I wasn’t planning to write about another book but as I finished this particular book I felt it merited wider readership than just within the sailing community.

The book recounts a love story and an adventure without equal. A young woman moves to Uganda to marry the man she loves against parental approval being barely 18 years old. There with her architect husband, they and their two architect friends save enough money to move to Lamu Island in Kenya in search of the traditional “fundi” dhow builders. They commission the build of a yacht of their design but built of the same materials and techniques as the dhows which have ploughed the trading routes between East Africa, the Gulf and India for centuries. Set in the mid 1960s this a triumph of creativity, character and willpower in the face of adversity, material shortages and cultural and language barriers.

In the space of a year they build their 42 foot gaff rigged yacht. The yacht, christened Mjojo after their infant child born in Uganda, has no engine, no radio transmitter and no modern navigation aids beyond a compass, charts, sextant and celestial navigation tables.

The five and a sixth last minute crew member set sail from Lamu to the Seychelles and then down via some Indian Ocean Islands, whose name I read for the first time ever in this book, to Mozambique and South Africa. They endure some harsh conditions but their tenacity shines through. In Durban Di who became pregnant again during their trip has a second child. At his point most of us would have jacked it in but not this crew.

After the rounding the Cape of Good Hope they set sail for Rio, Brazil via Saint Helena. Not only is the sailing challenging but imagine the social constraints of apartheid era South Africa in the late 1960s. Nothing seems insurmountable to this band of brothers and their two infants.

Things get even more difficult on the last two legs of the trip when crew changes change the personal dynamics on the boat. From Brazil they set sail for the U.K. with a stop in the Azores. I was pleased that even the now famous Peter’s Sports Bar yachtie watering hole was already famous. It’s a place where I went to pay homage in 2016. The U.K. is now on the horizon and soon the dynamics will once again change and cause heartbreak. The need to school the young children conflicts with the desire for a nomadic oceanic lifestyle. The marriage falls apart but even worse is to come but you need to read the book because I have not done it justice. If seamanship and the meaning of life are important to you read this book soon.

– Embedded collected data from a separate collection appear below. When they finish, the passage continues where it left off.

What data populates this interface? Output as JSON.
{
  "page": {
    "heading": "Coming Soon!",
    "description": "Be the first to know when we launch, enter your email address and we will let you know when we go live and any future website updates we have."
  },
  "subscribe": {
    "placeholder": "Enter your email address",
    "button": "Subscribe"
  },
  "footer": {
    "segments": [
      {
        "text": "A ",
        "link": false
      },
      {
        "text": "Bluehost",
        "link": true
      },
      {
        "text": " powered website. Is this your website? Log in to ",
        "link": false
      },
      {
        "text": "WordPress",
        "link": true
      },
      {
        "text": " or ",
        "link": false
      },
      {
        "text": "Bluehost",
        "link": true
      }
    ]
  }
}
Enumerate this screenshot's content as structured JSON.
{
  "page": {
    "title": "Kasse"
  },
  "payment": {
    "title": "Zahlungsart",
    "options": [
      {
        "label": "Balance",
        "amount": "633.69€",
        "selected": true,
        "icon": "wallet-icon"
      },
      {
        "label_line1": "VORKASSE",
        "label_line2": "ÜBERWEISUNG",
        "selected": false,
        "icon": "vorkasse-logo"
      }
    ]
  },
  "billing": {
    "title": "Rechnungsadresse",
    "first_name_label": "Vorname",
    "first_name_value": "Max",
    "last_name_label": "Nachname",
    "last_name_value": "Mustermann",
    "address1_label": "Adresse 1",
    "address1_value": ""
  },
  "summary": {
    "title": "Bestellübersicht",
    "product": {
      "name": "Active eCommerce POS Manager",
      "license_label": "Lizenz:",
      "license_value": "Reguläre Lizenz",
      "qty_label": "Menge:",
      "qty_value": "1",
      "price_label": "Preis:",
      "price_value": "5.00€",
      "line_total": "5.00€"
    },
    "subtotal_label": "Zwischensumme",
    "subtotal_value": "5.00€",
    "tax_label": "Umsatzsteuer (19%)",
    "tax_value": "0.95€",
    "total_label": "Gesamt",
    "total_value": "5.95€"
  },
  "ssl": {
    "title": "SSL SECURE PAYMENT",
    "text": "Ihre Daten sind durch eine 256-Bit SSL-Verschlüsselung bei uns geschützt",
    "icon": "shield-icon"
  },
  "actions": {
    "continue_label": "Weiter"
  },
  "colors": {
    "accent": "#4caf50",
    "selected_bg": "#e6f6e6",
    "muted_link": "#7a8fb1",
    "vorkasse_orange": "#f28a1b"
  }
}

Eleven years ago on my wife’s birthday I planned a weekend away to a boutique hotel in the “Serranía de Ronda” called “Los Castaños”. We arrived in my branded “Boatshed Gibraltar” vehicle which inevitably led to a conversation about sailing. Di then told me about her adventure but perhaps my listening skills need improving because I had not realised the import of her story. Fast forward to a birthday eleven years later and a return to Los Castaños and its gastronomic delights. In the interval Di has written her book and I couldn’t resist getting a copy signed by the author. I wasn’t disappointed.